Dr Michelle Carey is a Lecturer/Assistant Professor in Statistics at University College Dublin. She is a graduate of the University of Limerick (UL) with a BSc in Financial Mathematics and received her PhD in Statistics from UL in 2012.
In 2011, she joined the Department of Accounting and Finance, Kemmy Business School, UL as a Lecturer in Finance. In 2013, she started a postdoctoral fellowship in biostatistics at the Department of Biostatistics and Computational Biology in the University of Rochester School of Medicine and Dentistry, Rochester, New York, USA. During her postdoc, she researched the evolution of biological systems in terms of differential equations under the direction of Prof Hulin Wu, a prominent expert in biostatistics and data science. In 2015, she started a postdoctoral fellowship in statistics at the Department of Mathematics and Statistics, McGill University, Montreal, Canada. During her postdoc, she researched statistical methods for the analysis of functional data under the direction of the internationally acclaimed founder of functional data analysis, Prof James O. Ramsay, and a leading authority in the field of multivariate analysis, nonparametric statistics and extreme-value theory, Prof Christian Genest.
In 2017, she joined the School of Mathematics and Statistics at the University College Dublin, Ireland.
Michelle is a member of the UCD Energy Institute, the VistaMilk SFI Research Centre, the SFI Centre for Research Training in Foundations of Data Science and the SFI Centre for Research Training in Genomics Data Science.
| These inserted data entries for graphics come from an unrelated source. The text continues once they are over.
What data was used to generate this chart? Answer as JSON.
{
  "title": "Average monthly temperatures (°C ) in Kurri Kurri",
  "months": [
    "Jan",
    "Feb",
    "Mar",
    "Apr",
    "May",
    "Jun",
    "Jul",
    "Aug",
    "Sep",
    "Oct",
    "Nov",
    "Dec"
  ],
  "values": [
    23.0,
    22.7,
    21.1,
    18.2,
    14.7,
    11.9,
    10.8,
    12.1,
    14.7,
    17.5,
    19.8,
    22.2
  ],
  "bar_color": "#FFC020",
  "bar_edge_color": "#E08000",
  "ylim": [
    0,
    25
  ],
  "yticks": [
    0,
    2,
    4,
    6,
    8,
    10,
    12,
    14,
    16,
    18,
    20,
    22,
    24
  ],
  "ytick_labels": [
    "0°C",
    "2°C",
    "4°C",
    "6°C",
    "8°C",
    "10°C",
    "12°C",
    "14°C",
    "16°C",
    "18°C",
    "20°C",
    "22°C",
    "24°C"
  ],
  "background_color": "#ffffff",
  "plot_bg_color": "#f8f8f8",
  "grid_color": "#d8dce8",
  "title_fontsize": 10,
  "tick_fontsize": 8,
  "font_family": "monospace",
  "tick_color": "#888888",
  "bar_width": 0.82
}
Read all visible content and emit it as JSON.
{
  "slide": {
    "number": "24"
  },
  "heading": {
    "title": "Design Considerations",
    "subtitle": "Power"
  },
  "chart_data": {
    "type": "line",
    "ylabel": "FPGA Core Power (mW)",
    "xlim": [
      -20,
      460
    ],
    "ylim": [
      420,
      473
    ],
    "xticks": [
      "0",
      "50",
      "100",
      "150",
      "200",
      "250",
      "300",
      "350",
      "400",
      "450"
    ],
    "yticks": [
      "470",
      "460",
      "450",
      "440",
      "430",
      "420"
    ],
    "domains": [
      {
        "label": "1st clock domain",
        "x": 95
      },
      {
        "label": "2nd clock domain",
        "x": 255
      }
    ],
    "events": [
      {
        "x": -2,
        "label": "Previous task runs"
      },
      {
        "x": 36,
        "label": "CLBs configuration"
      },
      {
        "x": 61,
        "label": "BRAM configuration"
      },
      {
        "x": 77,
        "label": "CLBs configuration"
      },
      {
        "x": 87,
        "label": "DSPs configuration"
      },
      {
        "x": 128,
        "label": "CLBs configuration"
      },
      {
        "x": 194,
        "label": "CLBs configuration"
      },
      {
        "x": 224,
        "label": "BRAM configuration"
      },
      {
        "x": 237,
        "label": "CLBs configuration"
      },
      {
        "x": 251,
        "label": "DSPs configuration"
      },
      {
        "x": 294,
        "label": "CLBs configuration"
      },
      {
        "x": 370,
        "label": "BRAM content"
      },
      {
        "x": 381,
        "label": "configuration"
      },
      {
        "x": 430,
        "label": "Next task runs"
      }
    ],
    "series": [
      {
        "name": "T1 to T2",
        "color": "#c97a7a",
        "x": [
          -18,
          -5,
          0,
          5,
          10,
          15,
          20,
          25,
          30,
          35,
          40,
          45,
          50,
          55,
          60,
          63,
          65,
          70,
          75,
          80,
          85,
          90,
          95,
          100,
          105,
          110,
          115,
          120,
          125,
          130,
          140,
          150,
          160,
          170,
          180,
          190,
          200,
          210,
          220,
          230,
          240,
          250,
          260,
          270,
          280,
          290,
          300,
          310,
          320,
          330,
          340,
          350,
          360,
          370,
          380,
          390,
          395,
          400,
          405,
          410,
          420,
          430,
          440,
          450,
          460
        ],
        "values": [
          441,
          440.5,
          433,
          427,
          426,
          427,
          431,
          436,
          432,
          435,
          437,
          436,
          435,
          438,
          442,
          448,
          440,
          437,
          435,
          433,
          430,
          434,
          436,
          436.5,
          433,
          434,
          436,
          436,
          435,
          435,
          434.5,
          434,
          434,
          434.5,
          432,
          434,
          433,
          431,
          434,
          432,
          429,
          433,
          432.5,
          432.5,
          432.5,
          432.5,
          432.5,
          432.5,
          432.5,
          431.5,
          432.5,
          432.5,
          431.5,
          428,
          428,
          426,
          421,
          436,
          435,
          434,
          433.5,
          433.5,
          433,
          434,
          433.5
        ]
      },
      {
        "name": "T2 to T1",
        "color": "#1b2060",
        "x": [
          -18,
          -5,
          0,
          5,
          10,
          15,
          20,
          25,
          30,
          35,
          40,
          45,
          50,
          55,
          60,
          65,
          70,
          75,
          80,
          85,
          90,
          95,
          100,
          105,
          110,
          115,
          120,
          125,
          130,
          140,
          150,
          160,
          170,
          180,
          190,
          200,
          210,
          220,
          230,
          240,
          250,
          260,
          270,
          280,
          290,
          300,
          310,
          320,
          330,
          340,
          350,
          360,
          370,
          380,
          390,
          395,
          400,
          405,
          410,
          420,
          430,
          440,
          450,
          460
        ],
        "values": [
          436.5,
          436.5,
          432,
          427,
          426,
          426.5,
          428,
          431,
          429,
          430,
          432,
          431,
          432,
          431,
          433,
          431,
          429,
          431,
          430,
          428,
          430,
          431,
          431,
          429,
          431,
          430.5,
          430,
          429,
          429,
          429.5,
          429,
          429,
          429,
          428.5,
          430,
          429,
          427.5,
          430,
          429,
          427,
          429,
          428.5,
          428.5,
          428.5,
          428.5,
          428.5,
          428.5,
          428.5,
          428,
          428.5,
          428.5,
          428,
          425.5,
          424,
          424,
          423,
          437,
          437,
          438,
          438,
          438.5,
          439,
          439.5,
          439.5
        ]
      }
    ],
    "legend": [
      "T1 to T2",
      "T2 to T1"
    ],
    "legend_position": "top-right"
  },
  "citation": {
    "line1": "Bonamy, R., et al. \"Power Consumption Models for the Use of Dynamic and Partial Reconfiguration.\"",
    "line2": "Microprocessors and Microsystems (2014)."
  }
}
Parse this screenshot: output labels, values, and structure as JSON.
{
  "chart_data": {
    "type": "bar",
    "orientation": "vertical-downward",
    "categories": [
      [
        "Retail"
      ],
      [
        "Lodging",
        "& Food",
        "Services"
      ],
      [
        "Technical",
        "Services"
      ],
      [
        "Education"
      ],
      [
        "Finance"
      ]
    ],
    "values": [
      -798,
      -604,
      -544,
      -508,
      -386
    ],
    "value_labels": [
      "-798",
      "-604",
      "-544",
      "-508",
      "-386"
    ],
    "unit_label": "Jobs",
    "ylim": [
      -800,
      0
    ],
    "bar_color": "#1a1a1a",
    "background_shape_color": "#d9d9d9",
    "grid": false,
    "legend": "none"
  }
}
Michelle is a Deputy-Director of the UCD Centre for Mechanics
Michelle's research is on dynamic data analysis: Statistical Modeling with Differential Equations, which combines techniques in statistics and applied mathematics and has applications in climatology, medicine, finance and agriculture.
Dynamic Data Analysis is a sub-section of Functional Data Analysis. An excellent text on Dynamic Data Analysis is:
Differential Equation Models
Differential equation models are mechanistic models built from the theoretical behaviour of complex systems. A single differential equation model can describe a wide variety of behaviours including oscillations, steady states and exponential growth and decay, with few but readily interpretable parameters. Consequently, differential equation models are routinely used to describe chemical reactions, predator-prey interactions, heat transfer, economic growth, epidemiological outbreaks, climate and weather prediction, gene regulatory pathways, etc.
Functional Data Analysis
Functional data analysis (FDA) is a branch of statistics that analyzes data that describes a process that evolves smoothly over one-or multi-dimensional domains. Functional data analysis concerns the analysis of information on curves, surfaces or objects.
- We usually do not want to make parametric assumptions about our processes.
- There can be multiple measurements of the same process (replicates).
- The processes can be measured at unequal intervals.
Some examples of functional data:
- A curve denoting how a process varies over one dimension (i.e. change over time, space, or frequency). For example, Figure (1) shows accelerometer readings of the brain tissue before and after a blow to the cranium indicated by the circles. The fitted curve approximating the average acceleration (solid line), the approximated 95% point-wise confidence interval for the acceleration (dashed line) and the approximated 95% point-wise prediction interval for the acceleration (grey region).
- Multiple curves denoting how multiple processes vary over one dimension (i.e. change over time, space, or frequency). For example, Figure 2 shows gene expression patterns for two gene response modules (groups of genes with a similar pattern over time) in the spleen and two GRMs in the lung. The total number of genes in each GRM is marked at the top of each plot. Black curves represent the expression of each gene in the group and the grey curves represent the avaerage gene expression for each GRM.
- A surface denoting how a process changes over two dimensions (i.e latitude and longitude). For example, Figure 3 depicts 467 daily rainfall measurements recorded in Switzerland on the 8th of May 1986. The size and colour of point markers represent the value of the rainfall at each location, highlighting a strong spatial anisotropy, with higher rainfall values alternating with lower rainfall values along elongated regions oriented in the northeast-southwest direction.
FDA allows us to acquire:
- Representations of the distribution of the curves/surfaces that is their mean, variation, and covariation.
- Relationships of the curves/surfaces to covariates, responses, or other functions.
- Relationships between derivatives of the curves/surfaces.